Asheville Citizen, April 25, 1954



Sadie Smathers Patton

Sadie Smathers Patton (1886 – 1975) of Hendersonville won the first annual award in 1954 for her contributions in the preservation of the history of this part of the state. “For more than a quarter of a century, Mrs. Sadie Smathers Patton has been a tireless and discriminating student of the history of Western North Carolina. Her research has been extensive, painstaking and accurate and have resulted in the accumulation of a vast amount of truly invaluable information about the past of this section. She has incorporated some of the fruits of her scholarly quests in published volumes of genuine and permanent worth as local histories. Her unpublished writings contain much material which will be of inestimable value to other historians. Mrs.

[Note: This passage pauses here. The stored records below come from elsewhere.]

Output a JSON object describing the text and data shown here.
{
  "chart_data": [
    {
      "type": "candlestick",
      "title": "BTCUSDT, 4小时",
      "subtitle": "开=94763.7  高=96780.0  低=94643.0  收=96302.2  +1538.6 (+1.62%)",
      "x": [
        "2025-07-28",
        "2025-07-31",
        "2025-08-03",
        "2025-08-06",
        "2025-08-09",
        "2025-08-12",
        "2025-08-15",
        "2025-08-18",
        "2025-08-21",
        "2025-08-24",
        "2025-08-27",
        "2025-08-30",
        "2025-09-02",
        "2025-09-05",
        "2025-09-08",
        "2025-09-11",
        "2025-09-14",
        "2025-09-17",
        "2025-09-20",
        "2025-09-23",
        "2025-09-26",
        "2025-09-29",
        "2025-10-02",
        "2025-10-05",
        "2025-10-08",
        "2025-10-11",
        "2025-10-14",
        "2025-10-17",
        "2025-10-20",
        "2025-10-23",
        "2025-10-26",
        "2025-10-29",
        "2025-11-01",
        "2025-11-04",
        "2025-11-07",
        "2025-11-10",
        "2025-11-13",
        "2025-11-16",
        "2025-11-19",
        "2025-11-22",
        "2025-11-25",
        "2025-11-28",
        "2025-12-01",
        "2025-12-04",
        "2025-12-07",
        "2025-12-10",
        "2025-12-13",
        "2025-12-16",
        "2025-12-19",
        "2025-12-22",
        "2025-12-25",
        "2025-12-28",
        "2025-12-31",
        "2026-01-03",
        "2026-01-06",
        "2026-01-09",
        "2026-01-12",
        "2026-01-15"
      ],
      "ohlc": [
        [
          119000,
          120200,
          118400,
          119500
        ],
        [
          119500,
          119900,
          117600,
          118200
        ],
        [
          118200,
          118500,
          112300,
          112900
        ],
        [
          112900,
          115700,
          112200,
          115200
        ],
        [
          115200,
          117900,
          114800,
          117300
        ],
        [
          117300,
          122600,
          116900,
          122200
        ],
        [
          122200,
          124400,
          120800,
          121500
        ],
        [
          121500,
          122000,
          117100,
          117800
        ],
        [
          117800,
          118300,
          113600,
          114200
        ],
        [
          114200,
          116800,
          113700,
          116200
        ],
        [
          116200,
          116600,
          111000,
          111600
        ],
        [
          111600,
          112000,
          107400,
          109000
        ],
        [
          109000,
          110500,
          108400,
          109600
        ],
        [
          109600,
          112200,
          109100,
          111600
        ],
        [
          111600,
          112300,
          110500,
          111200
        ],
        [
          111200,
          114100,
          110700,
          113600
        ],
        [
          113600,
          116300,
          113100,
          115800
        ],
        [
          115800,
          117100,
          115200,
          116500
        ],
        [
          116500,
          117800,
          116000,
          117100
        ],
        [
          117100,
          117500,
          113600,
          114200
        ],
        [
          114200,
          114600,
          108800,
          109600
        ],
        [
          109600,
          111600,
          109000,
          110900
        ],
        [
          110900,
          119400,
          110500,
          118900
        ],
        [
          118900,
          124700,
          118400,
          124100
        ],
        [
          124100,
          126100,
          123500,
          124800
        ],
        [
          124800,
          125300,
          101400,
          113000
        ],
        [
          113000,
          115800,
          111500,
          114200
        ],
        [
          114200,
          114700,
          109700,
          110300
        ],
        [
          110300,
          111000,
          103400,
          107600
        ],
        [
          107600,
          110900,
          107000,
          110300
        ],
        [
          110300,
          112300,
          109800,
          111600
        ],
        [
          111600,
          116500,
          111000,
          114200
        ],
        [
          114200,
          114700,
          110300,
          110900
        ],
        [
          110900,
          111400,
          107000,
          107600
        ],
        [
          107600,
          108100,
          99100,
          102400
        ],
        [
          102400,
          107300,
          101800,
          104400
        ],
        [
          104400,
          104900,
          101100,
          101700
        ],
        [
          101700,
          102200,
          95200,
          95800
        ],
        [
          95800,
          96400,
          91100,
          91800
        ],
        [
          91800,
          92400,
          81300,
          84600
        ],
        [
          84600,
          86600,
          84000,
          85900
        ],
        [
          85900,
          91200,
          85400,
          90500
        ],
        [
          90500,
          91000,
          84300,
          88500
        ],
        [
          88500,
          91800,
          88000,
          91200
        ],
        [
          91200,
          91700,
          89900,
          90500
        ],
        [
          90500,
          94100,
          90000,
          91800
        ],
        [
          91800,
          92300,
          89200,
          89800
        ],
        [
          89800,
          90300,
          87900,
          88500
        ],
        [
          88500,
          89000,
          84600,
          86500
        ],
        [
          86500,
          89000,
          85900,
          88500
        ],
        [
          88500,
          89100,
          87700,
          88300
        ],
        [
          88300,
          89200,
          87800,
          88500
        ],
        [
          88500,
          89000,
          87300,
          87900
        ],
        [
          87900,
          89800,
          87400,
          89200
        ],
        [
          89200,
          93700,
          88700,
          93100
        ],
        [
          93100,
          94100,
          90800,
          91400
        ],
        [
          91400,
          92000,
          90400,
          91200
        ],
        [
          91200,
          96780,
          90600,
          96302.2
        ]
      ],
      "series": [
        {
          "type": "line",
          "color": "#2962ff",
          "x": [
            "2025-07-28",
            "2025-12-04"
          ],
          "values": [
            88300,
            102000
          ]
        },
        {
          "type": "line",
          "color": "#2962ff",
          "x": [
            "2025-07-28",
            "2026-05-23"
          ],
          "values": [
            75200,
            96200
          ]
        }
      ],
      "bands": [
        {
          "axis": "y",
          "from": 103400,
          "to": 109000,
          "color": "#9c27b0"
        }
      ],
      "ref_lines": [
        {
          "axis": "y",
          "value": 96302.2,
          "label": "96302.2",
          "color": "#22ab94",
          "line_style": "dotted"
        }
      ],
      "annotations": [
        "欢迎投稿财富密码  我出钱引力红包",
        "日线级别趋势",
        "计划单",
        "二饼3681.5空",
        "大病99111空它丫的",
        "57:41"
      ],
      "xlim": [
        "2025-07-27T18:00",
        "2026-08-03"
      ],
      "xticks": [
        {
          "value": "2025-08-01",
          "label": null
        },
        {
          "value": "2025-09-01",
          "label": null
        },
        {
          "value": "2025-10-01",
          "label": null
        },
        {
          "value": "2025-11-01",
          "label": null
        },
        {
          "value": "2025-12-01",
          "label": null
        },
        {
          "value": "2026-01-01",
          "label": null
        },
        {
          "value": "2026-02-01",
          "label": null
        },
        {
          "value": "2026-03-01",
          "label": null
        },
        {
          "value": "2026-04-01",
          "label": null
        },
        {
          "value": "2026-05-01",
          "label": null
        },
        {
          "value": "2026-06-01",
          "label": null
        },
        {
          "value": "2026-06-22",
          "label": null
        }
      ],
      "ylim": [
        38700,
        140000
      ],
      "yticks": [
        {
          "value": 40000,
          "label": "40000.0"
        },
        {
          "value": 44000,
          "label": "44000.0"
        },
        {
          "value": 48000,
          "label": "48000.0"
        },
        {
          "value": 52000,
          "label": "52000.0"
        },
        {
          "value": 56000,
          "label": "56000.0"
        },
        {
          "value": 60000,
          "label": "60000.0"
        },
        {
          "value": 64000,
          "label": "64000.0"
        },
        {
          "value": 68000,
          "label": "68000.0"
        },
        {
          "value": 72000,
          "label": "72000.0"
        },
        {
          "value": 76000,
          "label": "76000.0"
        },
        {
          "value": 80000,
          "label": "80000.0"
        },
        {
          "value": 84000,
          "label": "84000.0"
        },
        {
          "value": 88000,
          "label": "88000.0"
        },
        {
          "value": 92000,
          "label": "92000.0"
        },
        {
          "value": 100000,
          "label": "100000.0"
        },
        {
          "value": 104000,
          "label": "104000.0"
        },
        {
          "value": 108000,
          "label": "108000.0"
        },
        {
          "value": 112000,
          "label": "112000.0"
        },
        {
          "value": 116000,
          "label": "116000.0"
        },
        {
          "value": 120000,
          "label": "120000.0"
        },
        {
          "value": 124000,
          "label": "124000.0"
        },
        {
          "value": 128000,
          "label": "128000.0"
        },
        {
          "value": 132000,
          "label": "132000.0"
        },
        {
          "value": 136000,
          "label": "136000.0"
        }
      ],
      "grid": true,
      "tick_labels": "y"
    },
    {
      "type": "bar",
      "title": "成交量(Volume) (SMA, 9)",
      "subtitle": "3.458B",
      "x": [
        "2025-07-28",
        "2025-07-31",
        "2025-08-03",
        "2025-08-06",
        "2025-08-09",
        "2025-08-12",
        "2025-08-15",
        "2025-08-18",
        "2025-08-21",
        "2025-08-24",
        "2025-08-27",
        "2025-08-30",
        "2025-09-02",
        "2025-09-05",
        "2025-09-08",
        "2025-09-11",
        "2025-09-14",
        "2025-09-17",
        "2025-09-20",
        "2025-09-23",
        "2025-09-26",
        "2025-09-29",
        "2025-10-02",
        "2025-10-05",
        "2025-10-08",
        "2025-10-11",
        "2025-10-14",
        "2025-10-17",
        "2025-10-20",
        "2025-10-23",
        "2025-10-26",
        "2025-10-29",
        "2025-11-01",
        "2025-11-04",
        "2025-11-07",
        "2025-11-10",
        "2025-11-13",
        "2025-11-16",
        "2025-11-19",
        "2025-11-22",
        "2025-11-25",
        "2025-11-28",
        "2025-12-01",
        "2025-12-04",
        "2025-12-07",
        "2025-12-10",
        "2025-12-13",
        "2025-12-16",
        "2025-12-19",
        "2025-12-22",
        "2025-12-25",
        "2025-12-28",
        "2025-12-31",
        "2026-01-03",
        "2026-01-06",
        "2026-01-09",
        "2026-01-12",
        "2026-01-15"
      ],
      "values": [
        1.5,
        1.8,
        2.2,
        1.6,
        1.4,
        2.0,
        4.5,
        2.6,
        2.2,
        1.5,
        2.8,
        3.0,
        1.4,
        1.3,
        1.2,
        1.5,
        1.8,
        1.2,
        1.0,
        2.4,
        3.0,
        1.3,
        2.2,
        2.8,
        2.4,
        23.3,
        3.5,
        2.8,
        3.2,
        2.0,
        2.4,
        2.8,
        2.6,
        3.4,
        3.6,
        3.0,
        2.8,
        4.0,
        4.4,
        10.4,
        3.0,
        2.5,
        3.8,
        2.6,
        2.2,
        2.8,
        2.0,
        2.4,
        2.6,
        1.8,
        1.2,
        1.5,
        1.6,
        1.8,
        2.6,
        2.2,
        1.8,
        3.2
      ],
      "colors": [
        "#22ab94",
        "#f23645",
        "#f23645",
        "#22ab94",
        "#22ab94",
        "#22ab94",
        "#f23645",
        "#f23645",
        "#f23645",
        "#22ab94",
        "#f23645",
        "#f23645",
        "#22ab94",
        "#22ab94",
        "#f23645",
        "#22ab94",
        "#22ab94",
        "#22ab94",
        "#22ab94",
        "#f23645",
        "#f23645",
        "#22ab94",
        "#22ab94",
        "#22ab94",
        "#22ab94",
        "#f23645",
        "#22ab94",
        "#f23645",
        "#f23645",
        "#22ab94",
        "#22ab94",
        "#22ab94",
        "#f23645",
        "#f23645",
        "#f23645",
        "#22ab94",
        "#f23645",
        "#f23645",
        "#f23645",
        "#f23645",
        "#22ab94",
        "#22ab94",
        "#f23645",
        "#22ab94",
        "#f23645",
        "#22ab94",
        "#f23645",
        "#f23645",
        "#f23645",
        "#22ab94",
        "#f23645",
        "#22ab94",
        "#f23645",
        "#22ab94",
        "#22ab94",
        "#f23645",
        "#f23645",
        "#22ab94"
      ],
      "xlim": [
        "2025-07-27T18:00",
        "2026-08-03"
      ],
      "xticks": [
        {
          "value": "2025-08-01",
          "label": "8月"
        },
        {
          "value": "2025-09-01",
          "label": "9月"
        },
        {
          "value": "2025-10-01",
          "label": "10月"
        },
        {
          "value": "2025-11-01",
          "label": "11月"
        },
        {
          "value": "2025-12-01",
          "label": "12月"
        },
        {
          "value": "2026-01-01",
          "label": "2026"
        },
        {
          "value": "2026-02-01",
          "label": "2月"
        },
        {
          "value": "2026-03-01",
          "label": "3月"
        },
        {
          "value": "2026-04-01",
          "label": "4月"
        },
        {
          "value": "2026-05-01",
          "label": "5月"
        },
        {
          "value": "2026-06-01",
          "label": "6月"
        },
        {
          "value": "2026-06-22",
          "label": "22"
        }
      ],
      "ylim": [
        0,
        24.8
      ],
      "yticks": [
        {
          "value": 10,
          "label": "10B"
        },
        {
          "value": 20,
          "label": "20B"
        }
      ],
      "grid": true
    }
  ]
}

Patton’s most important published work is perhaps “The Story of Henderson County.” It is a vivid, moving and scholarly story of her county from its earliest days. Only less important is “Sketches of Polk County.” In both of these county histories, she has written with genuine admiration for the people whose stories she recounts and with a deep knowledge of their pasts. Mrs. Patton has never been willing to restrict her interests and energies to pouring over musty records. For many years, she has been an active member of the State Department of Archives and History, highly respected by her associates for her sound counsel and for her achievements as a historian. Through the many patriotic and other organizations with which she has been associated, she has interested herself in fostering a deeper knowledge of the history of this section and in seeing to it that places of historical importance were appropriately marked. She has been an interested and influential director of the WNCHA. In both quality and scope, Mrs. Patton’s contributions to the preservation of the history of Western North Carolina have been truly outstanding and fully deserve signal recognition by the WNCHA.”